C’est ce qui m’a le plus gêné : Die My Love parle d’un sujet encore trop rarement filmé avec cette frontalité — l’aliénation du post-partum, la solitude d’une mère, la destruction du désir dans le couple, l’impossibilité de faire coïncider l’identité intime et le rôle familial — mais il le fait souvent avec des outils déjà attendus du cinéma d’auteur de crise. La femme qui rampe, qui hurle, qui casse, qui se salit, qui s’offre, qui se retire, qui brûle : tout cela produit des moments forts, mais pas toujours une pensée forte. Le film est courageux dans ce qu’il ose montrer, moins dans ce qu’il ose comprendre. Il préfère l’état limite à l’analyse, l’incendie au détail, la transe à l’observation. Or la souffrance de Grace aurait peut-être été plus dérangeante encore si Ramsay avait moins cherché à la rendre spectaculaire.

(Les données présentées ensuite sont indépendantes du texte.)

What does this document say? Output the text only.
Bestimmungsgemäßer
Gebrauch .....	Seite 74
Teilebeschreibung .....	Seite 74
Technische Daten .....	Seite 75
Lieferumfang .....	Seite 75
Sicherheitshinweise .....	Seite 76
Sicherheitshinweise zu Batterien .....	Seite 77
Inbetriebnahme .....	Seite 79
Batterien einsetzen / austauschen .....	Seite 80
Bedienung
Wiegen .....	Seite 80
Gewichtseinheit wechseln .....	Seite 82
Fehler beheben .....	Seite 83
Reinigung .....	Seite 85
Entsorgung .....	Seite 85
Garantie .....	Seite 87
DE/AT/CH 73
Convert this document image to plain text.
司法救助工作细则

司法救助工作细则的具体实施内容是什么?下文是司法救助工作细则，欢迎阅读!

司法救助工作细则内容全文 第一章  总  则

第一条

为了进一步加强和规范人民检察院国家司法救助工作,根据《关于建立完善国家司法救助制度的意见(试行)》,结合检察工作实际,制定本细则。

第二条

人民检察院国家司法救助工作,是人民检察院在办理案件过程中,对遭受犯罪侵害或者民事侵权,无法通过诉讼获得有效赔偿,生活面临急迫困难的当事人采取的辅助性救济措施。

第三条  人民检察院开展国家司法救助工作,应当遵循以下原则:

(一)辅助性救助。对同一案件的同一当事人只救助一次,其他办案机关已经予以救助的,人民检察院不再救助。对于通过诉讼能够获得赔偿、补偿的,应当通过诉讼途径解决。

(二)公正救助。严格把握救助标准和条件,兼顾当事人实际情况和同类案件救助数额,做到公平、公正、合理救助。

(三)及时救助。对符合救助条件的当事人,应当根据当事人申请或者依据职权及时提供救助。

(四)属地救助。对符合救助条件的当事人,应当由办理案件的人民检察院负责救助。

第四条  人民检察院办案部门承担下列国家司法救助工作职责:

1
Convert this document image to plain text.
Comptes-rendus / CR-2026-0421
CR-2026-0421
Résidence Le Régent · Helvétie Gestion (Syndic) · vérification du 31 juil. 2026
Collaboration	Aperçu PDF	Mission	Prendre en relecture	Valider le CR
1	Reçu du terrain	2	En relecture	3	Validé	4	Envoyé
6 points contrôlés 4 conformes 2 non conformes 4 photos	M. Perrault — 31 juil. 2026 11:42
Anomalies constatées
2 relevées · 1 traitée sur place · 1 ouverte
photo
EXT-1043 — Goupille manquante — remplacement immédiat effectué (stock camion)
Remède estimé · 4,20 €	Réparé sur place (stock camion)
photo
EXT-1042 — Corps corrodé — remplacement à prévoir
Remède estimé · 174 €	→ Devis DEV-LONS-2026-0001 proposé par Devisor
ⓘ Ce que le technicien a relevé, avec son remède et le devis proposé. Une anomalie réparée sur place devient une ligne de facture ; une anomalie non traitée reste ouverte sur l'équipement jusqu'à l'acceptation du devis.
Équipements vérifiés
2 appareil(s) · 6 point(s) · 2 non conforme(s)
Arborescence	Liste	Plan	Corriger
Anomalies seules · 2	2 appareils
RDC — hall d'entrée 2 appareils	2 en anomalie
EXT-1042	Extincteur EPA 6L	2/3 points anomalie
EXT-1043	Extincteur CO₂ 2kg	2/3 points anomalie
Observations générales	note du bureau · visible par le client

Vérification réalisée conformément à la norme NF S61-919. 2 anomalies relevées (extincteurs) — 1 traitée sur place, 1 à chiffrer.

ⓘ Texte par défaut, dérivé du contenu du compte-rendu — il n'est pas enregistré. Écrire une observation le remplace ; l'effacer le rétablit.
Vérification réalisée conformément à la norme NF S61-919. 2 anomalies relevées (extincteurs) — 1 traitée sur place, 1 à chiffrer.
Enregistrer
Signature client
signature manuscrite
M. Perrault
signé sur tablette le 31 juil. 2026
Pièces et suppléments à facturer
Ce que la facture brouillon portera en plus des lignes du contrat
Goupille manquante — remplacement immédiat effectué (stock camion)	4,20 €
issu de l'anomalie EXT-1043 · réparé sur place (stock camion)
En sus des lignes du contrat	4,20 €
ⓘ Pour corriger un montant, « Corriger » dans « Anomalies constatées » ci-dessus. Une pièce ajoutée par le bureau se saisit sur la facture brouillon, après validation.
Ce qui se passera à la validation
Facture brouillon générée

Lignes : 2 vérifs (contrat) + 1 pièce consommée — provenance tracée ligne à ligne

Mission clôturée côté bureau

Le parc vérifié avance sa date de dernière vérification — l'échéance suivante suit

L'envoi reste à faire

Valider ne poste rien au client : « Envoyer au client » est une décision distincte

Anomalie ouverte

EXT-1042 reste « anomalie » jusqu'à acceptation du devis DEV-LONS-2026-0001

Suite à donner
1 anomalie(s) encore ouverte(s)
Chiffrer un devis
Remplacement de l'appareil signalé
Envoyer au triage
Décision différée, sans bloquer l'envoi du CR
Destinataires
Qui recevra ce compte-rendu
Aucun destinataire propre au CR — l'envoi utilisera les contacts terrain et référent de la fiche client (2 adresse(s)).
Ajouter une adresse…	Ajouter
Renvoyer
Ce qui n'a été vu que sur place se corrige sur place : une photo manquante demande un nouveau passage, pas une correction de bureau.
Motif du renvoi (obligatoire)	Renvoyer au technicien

La réception assez partagée du film me paraît donc logique. Rotten Tomatoes résume bien ce paradoxe : un portrait frénétique d’une expérience souvent ignorée, peut-être trop maniéré stylistiquement pour toucher pleinement, mais offrant à Jennifer Lawrence l’un de ses rôles les plus vifs ; Metacritic indique aussi un accueil critique globalement favorable mais loin de l’unanimité, avec des retours publics plus mitigés. C’est exactement le type de film qu’on peut admirer sans vraiment l’aimer, défendre sans le sauver, trouver nécessaire dans son sujet et insuffisant dans son incarnation. Il a de la chair, de la rage, du cinéma, mais aussi une lourdeur de dispositif qui empêche l’émotion de circuler librement.
Je ne suis pas sorti indifférent, et ce n’est pas rien. Certaines images restent. Jennifer Lawrence reste. Le malaise de cette maison reste. La chanson qui revient, les regards de Grace, le gâteau de retour, la forêt finale, le visage de Jackson qui comprend trop tard ou renonce trop tôt : tout cela existe. Mais le film m’a moins bouleversé qu’épuisé, moins hanté qu’assommé. J’aurais voulu sentir une blessure qui s’ouvre ; j’ai trop souvent vu une mise en scène qui me montrait comment elle l’ouvrait. J’aurais voulu que Grace soit un mystère douloureux ; elle devient par moments une somme de gestes extrêmes. J’aurais voulu que le couple se décompose devant moi ; j’ai surtout vu un film déjà convaincu de sa décomposition. Die My Love est une œuvre habitée, ambitieuse, traversée par une grande actrice, mais aussi répétitive, appuyée, parfois prisonnière de son propre prestige sensoriel. Il y a là un vrai brasier, oui, mais trop souvent le film confond la fumée avec la profondeur, le vacarme avec la vérité, et la destruction avec le bouleversement.